There are currently 417 species of plants and animals listed as threatened or endangered in Canada, including 193 vertebrate species listed over the previous 16 years.
Shaun Fluker comments that the case of the western chorus frog encapsulates the story of the Species At Risk Act. In a similar sense, section 80 of SARA stands as somewhat of an allegorical representation of the false starts, cold feet, toothless barks, and failings of the wider apparatus of species at risk management across government jurisdictions in Canada.
Examining the story of SARA through the various cases in which section 80 has played a role, we see many of the important thematic issues with the Canadian species at risk framework. Governments have repeatedly missed timelines; Ministers have refused to use section 80 to protect species even when clearly warranted; federal courts have ruled on its use; conservation and Indigenous groups have coalesced around it; it has underscored the need to examine the intersection of Indigenous rights and species at risk; and it has quite likely saved two species from extirpation, yet both still remain at risk in Canada.
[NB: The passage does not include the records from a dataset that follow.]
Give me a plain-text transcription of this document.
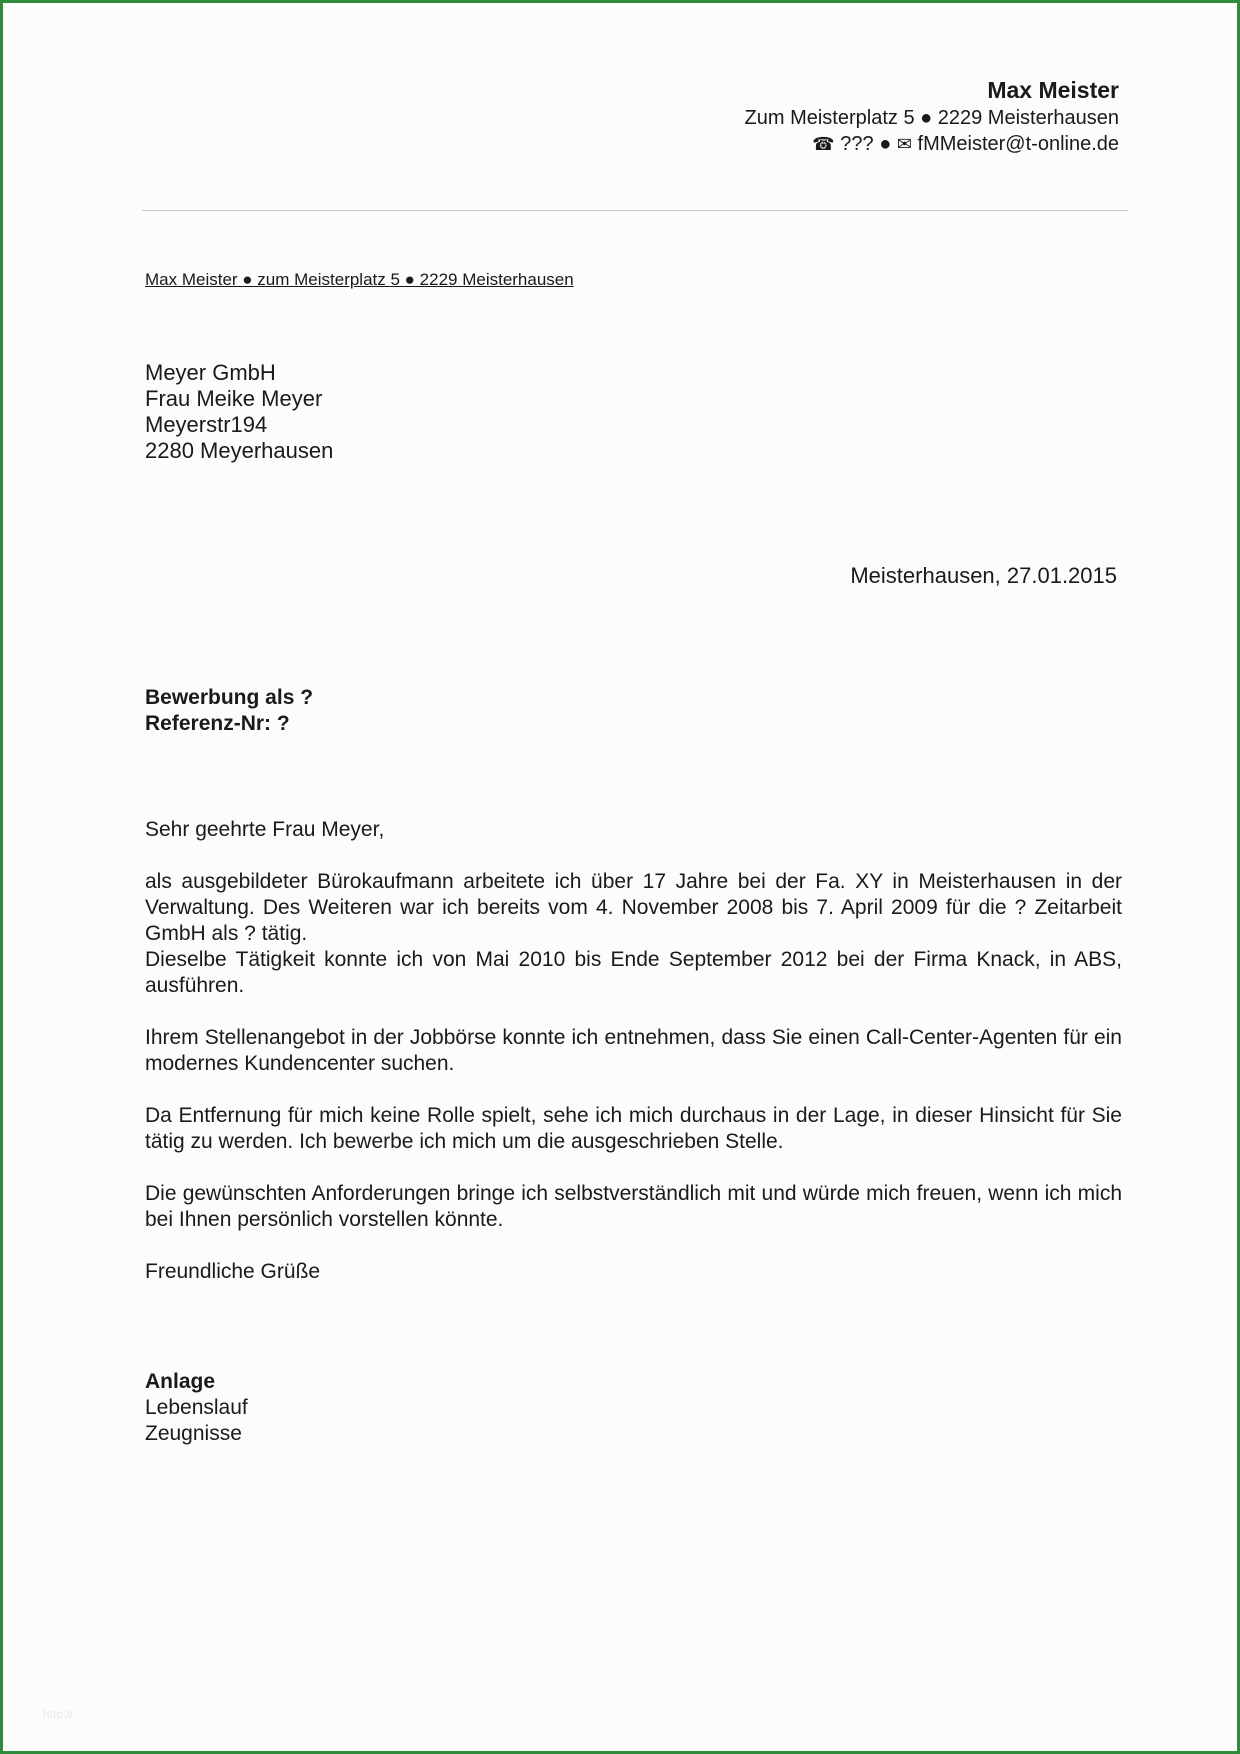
Max Meister
Zum Meisterplatz 5 ● 2229 Meisterhausen
☎ ??? ● ✉ fMMeister@t-online.de
Max Meister ● zum Meisterplatz 5 ● 2229 Meisterhausen
Meyer GmbH
Frau Meike Meyer
Meyerstr194
2280 Meyerhausen
Meisterhausen, 27.01.2015
Bewerbung als ?
Referenz-Nr: ?

Sehr geehrte Frau Meyer,

als ausgebildeter Bürokaufmann arbeitete ich über 17 Jahre bei der Fa. XY in Meisterhausen in der Verwaltung. Des Weiteren war ich bereits vom 4. November 2008 bis 7. April 2009 für die ? Zeitarbeit GmbH als ? tätig.

Dieselbe Tätigkeit konnte ich von Mai 2010 bis Ende September 2012 bei der Firma Knack, in ABS, ausführen.

Ihrem Stellenangebot in der Jobbörse konnte ich entnehmen, dass Sie einen Call-Center-Agenten für ein modernes Kundencenter suchen.

Da Entfernung für mich keine Rolle spielt, sehe ich mich durchaus in der Lage, in dieser Hinsicht für Sie tätig zu werden. Ich bewerbe ich mich um die ausgeschrieben Stelle.

Die gewünschten Anforderungen bringe ich selbstverständlich mit und würde mich freuen, wenn ich mich bei Ihnen persönlich vorstellen könnte.

Freundliche Grüße

Anlage
Lebenslauf
Zeugnisse
http://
While section 80 is a singular, perhaps obscure component of the Canadian species at risk framework, it helps clarify what might appear as federal inaction on species recovery and conservation. The public might have a cursory awareness that the federal government assesses and lists species under a federal Species At Risk Act, but it can be confusing when the federal government does not appear to take action on species listed under SARA. Further, it is too commonly the case that the provinces fail to take effective action on species recovery and conservation.
Understanding the purpose of section 80 creates opportunities for conservationists to pressure governments to take effective action to protect declining species. Generally, we need to hold provincial governments accountable to their responsibilities under SARA. However, there are times when conservationists can pressure the federal government to intervene in species and habitat protection through the use of a section 80 emergency order. It is key that we collectively learn from past cases and successes to make progress on species conservation.